Dere
soso, du glaubst…und aufgrund dieses „Glaubens“ willst du
nun Symbole gewissern Anschauungen verbieten und die anderer
nicht? Das stell ich mir schwierig vor, wer soll das
entscheiden?
Es gibt Symbole und Symbole. Ich sehe ein Kopftuch nicht als radikales Symbol. Ein Symbol des Islams. Vielleicht fällt es einem Mann leichter, sich im Islam zurechtzufinden. Aber nichts desto trotz ist der Islam eine friedliche Religion. Es hat auch Kreuzzüge gegeben.
Darf ein Inder traditionelles tragen? Der Dalai Lama hat in Graz vor tausenden Menschen gesprochen.
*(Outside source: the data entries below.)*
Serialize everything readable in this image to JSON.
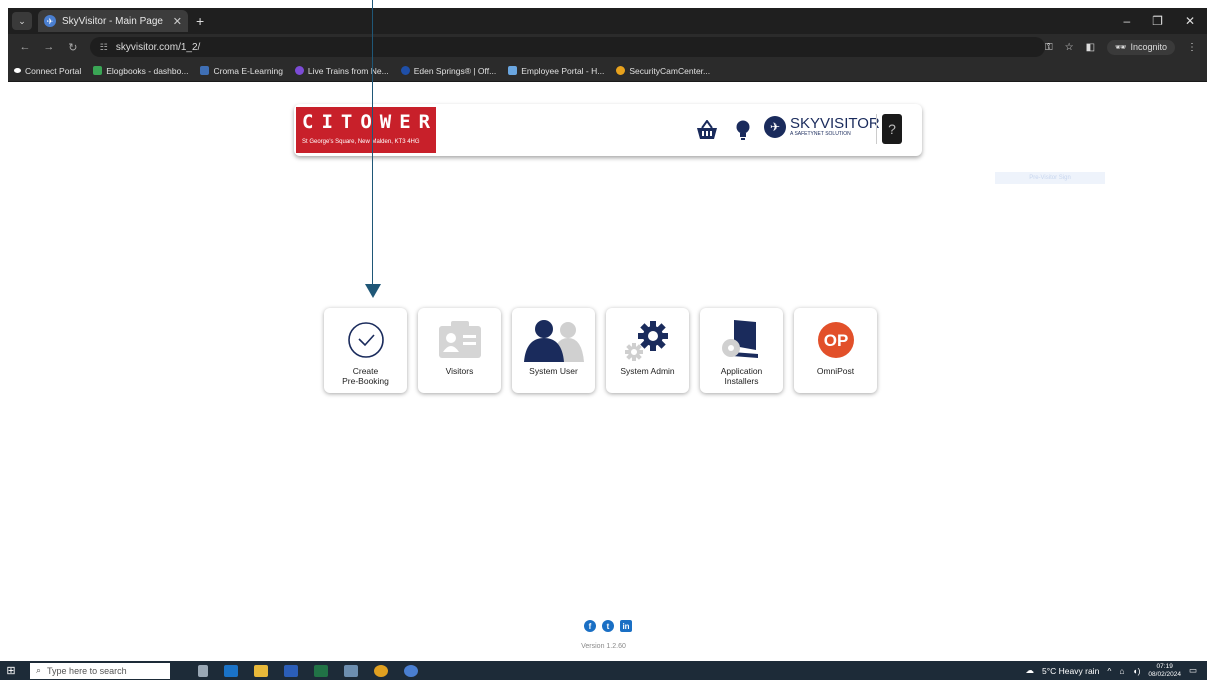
{
  "browser": {
    "tab_title": "SkyVisitor - Main Page",
    "url": "skyvisitor.com/1_2/",
    "incognito_label": "Incognito",
    "bookmarks": [
      {
        "label": "Connect Portal",
        "color": "#ffffff"
      },
      {
        "label": "Elogbooks - dashbo...",
        "color": "#3aa655"
      },
      {
        "label": "Croma E-Learning",
        "color": "#3f6fb5"
      },
      {
        "label": "Live Trains from Ne...",
        "color": "#7c4bd6"
      },
      {
        "label": "Eden Springs® | Off...",
        "color": "#1f4fa8"
      },
      {
        "label": "Employee Portal - H...",
        "color": "#6aa6e0"
      },
      {
        "label": "SecurityCamCenter...",
        "color": "#e8a21d"
      }
    ]
  },
  "header": {
    "brand_name": "CITOWER",
    "brand_address": "St George's Square, New Malden, KT3 4HG",
    "sky_title": "SKYVISITOR",
    "sky_sub": "A SAFETYNET SOLUTION",
    "basket_icon": "basket-icon",
    "idea_icon": "lightbulb-icon"
  },
  "ghost_text": "Pre-Visitor Sign",
  "tiles": [
    {
      "name": "create-pre-booking",
      "label": "Create\nPre-Booking",
      "icon": "clock-check-icon"
    },
    {
      "name": "visitors",
      "label": "Visitors",
      "icon": "id-card-icon"
    },
    {
      "name": "system-user",
      "label": "System User",
      "icon": "users-icon"
    },
    {
      "name": "system-admin",
      "label": "System Admin",
      "icon": "gears-icon"
    },
    {
      "name": "application-installers",
      "label": "Application\nInstallers",
      "icon": "installer-icon"
    },
    {
      "name": "omnipost",
      "label": "OmniPost",
      "icon": "op-logo"
    }
  ],
  "footer": {
    "version": "Version 1.2.60"
  },
  "taskbar": {
    "search_placeholder": "Type here to search",
    "weather": "5°C  Heavy rain",
    "time": "07:19",
    "date": "08/02/2024"
  },
  "colors": {
    "brand_red": "#c8202a",
    "navy": "#1a2b5c",
    "arrow": "#1f5777",
    "omnipost_orange": "#e2502a"
  }
}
In seiner traditionellen Kleidung. Schule für Alt und Jung!
Soweit ich informiert bin ruft der Islam nicht dazu auf
Andersdenkende zu töten, Menschenopfer zu veranstalten und die
Reinheit der Rasse durch die Ausrottung der „Unreinen“ zu
fördern.
Tja, nun gibt es aber Leute, die genau das über den Islam
behaupten. Und nun?
Es gibt Leute die behaupten, dass Onanie blind macht. Und nun?
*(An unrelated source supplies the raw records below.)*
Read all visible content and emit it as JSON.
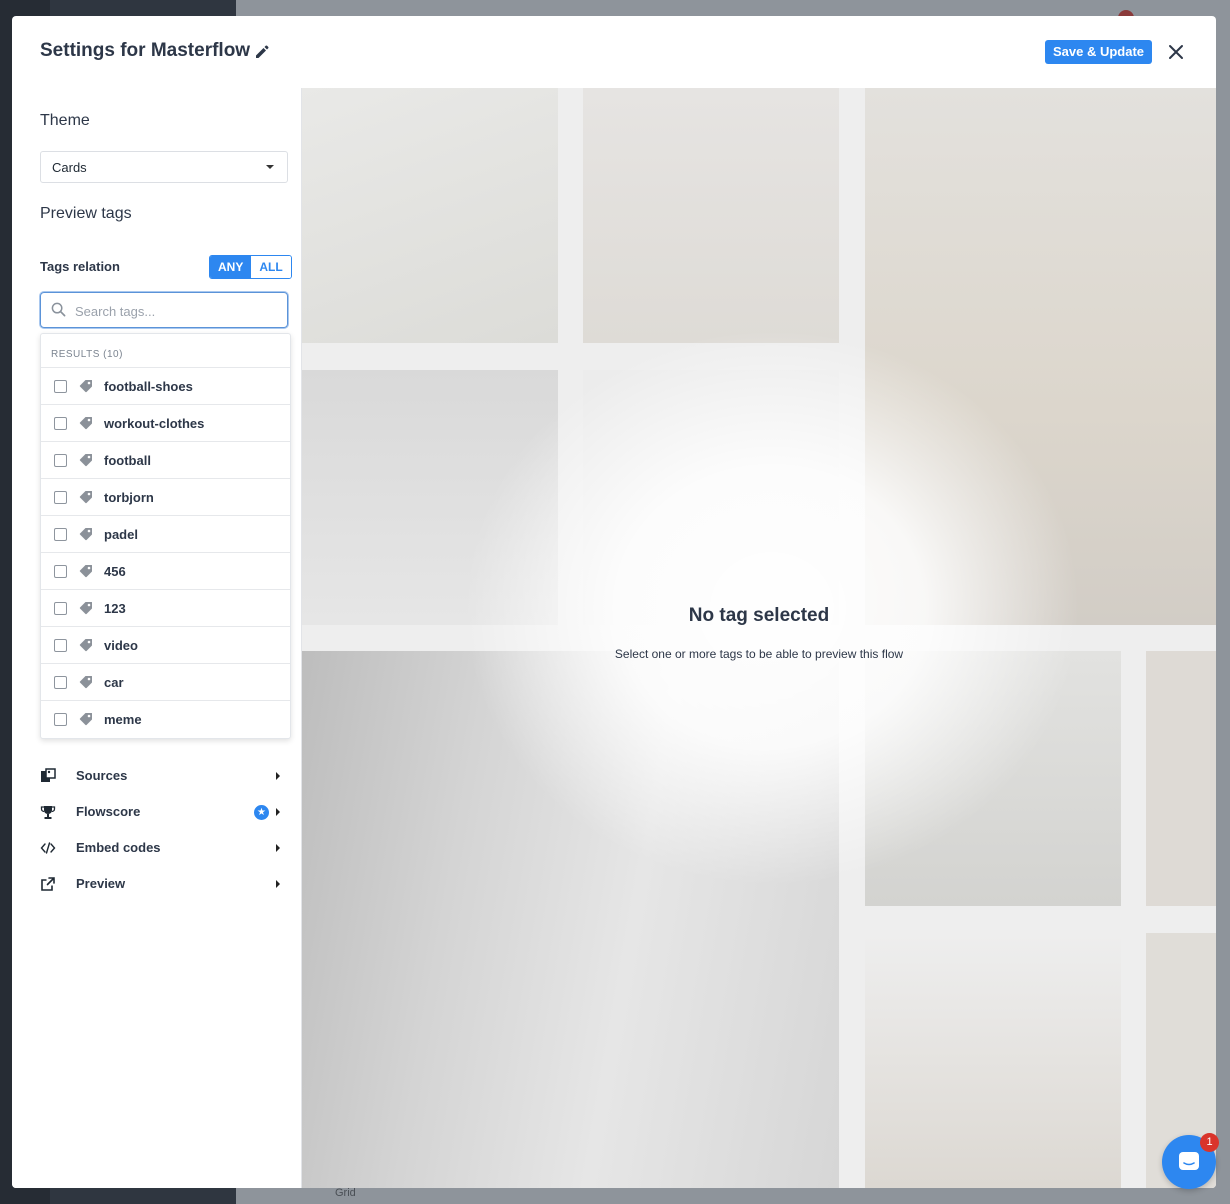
{
  "background": {
    "grid_label": "Grid"
  },
  "header": {
    "title": "Settings for Masterflow",
    "save_label": "Save & Update"
  },
  "theme": {
    "heading": "Theme",
    "selected": "Cards"
  },
  "preview_tags": {
    "heading": "Preview tags",
    "relation_label": "Tags relation",
    "relation_options": [
      "ANY",
      "ALL"
    ],
    "relation_selected": "ANY",
    "search_placeholder": "Search tags...",
    "results_header": "RESULTS (10)",
    "tags": [
      {
        "label": "football-shoes",
        "checked": false
      },
      {
        "label": "workout-clothes",
        "checked": false
      },
      {
        "label": "football",
        "checked": false
      },
      {
        "label": "torbjorn",
        "checked": false
      },
      {
        "label": "padel",
        "checked": false
      },
      {
        "label": "456",
        "checked": false
      },
      {
        "label": "123",
        "checked": false
      },
      {
        "label": "video",
        "checked": false
      },
      {
        "label": "car",
        "checked": false
      },
      {
        "label": "meme",
        "checked": false
      }
    ]
  },
  "menu": [
    {
      "label": "Sources",
      "icon": "sources-icon"
    },
    {
      "label": "Flowscore",
      "icon": "trophy-icon",
      "badge": "★"
    },
    {
      "label": "Embed codes",
      "icon": "code-icon"
    },
    {
      "label": "Preview",
      "icon": "external-link-icon"
    }
  ],
  "preview": {
    "empty_title": "No tag selected",
    "empty_subtitle": "Select one or more tags to be able to preview this flow"
  },
  "chat": {
    "unread_count": "1"
  },
  "colors": {
    "accent": "#2d87f0",
    "notification": "#d9342b"
  }
}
Und zweitens ist doch auch die privaten Aktivitäten der Nazis
verboten. Zumindest das was als Wiederbetätigung gilt. Ist es
nicht?
Ich denke, es gibt auch noch eine Menge anderer Aktivitäten,
die nicht verboten sind, und die ich an Schulen trotzdem nicht
sehen möchte. Im Grunde fängt das schon bei „harmlosen“
Parteistickern an und hört bei Coca-Cola Mützen auf.
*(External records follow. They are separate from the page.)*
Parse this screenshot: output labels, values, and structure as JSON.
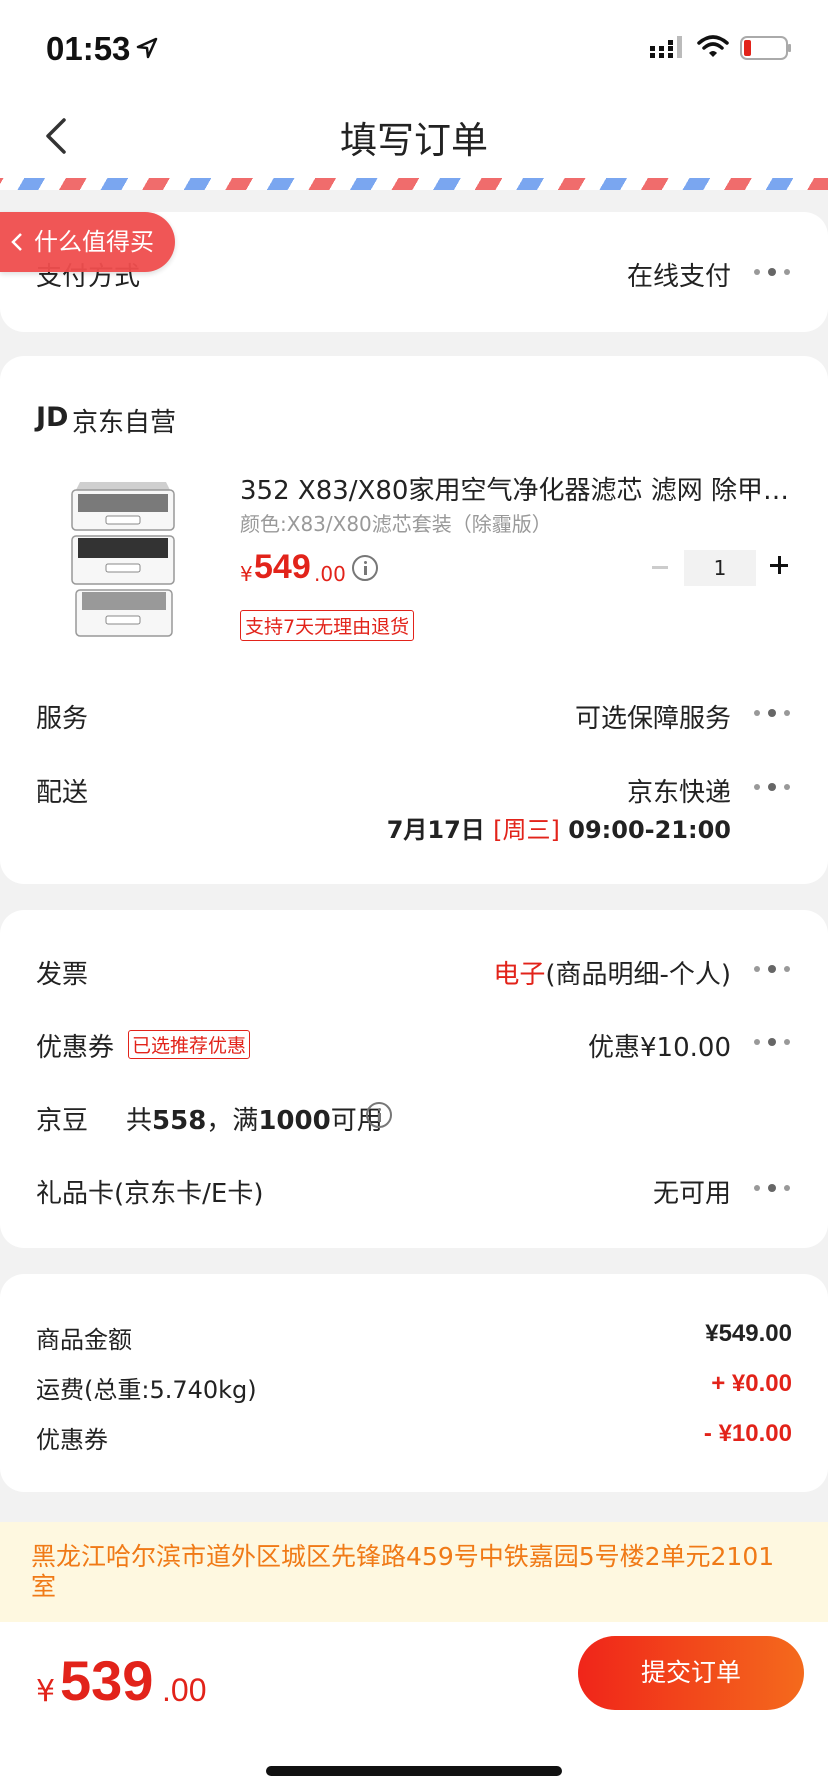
{
  "status_bar": {
    "time": "01:53"
  },
  "nav": {
    "title": "填写订单"
  },
  "float_tag": {
    "label": "什么值得买"
  },
  "payment": {
    "label": "支付方式",
    "value": "在线支付"
  },
  "store": {
    "logo": "JD",
    "name": "京东自营"
  },
  "product": {
    "title": "352 X83/X80家用空气净化器滤芯 滤网 除甲…",
    "spec": "颜色:X83/X80滤芯套装（除霾版）",
    "price_currency": "¥",
    "price_int": "549",
    "price_dec": ".00",
    "quantity": "1",
    "return_badge": "支持7天无理由退货"
  },
  "service": {
    "label": "服务",
    "value": "可选保障服务"
  },
  "delivery": {
    "label": "配送",
    "value": "京东快递",
    "date": "7月17日",
    "weekday": "[周三]",
    "time_range": "09:00-21:00"
  },
  "invoice": {
    "label": "发票",
    "type": "电子",
    "detail": "(商品明细-个人)"
  },
  "coupon": {
    "label": "优惠券",
    "badge": "已选推荐优惠",
    "value": "优惠¥10.00"
  },
  "jingdou": {
    "label": "京豆",
    "text_prefix": "共",
    "count": "558",
    "text_mid": "，满",
    "threshold": "1000",
    "text_suffix": "可用"
  },
  "gift_card": {
    "label": "礼品卡(京东卡/E卡)",
    "value": "无可用"
  },
  "summary": {
    "rows": [
      {
        "label": "商品金额",
        "value": "¥549.00"
      },
      {
        "label": "运费(总重:5.740kg)",
        "value": "+ ¥0.00"
      },
      {
        "label": "优惠券",
        "value": "- ¥10.00"
      }
    ]
  },
  "address": {
    "text": "黑龙江哈尔滨市道外区城区先锋路459号中铁嘉园5号楼2单元2101室"
  },
  "total": {
    "currency": "¥",
    "int": "539",
    "dec": ".00"
  },
  "submit": {
    "label": "提交订单"
  },
  "colors": {
    "accent": "#e2231a",
    "address_bg": "#fef8e0",
    "address_text": "#f07a17"
  }
}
Welche Botschaft vertreibt CocaCola? Sauf bis du kotzt?
Wrangler, Lewis, Benetton, Gucci, Armani, Versace, Ferarri,
Otto Kern, und andere Labels? Töte jeden der mich nicht kauft?
Wenn du so argumentieren willst, müsstest du Symbole von
Parteien sogar noch eher zulassen, als die von
Religionsgemeinschaften.
Der Vorteil wäre, dass man über die jetzt verborgenen Sympathien der Lehrer Bescheid wissen könnte. Aber gehts uns was an?
Parteien sind nämlich wenigstens
demokratisch, Religionsgemeinschaften hingegen in den meisten
Fällen nicht.
Parteien sind demokratisch? Selten so gelacht.
Sozusagen find ich deine Argumentation nicht korrekt. Aber
albern ist die Diskussion schon. Ich schätze die gleiche
Aufregung hat geherrscht als die Frauen anfingen Hosen zu
tragen.
Da täuscht du dich. Mit Hosen im Allgemeinen wird keine
politische oder religiöse Weltanschauung verbunden, und zwar
weder bei Hosen für Männer noch bei denen für Frauen.
Die ersten Hosen sind nicht ohne Wirbel abgegangen. Das war ein Hieb in die heile Welt.
Ich hab nichts gegen Fremde, aber diese Fremden sind nicht von
hier!
(Methusalix, Das Geschenk des Cäsar)
Ja, find ich auch lustig, aber er trifft hier wohl eher auf
dich zu. Du unterscheidest hier zwischen „guten“ und „bösen“
Weltanschauungen, nicht ich. Ich will das alles aus den
Schulen raushaben.
Gerade eine der anerkannten Weltreligionen muss aus politischen Gründen schon akzeptiert werden. Sonst dürfte es keine Nonnen irgendwo auf dieser Welt geben.
Ein Großteil der Menschen haben ihre Zuflucht in irgendeiner Religion gefunden. Auch im Islam. Und Satanis mus oder Neonazismus damit zu vergleichen ist ein starkes Stück.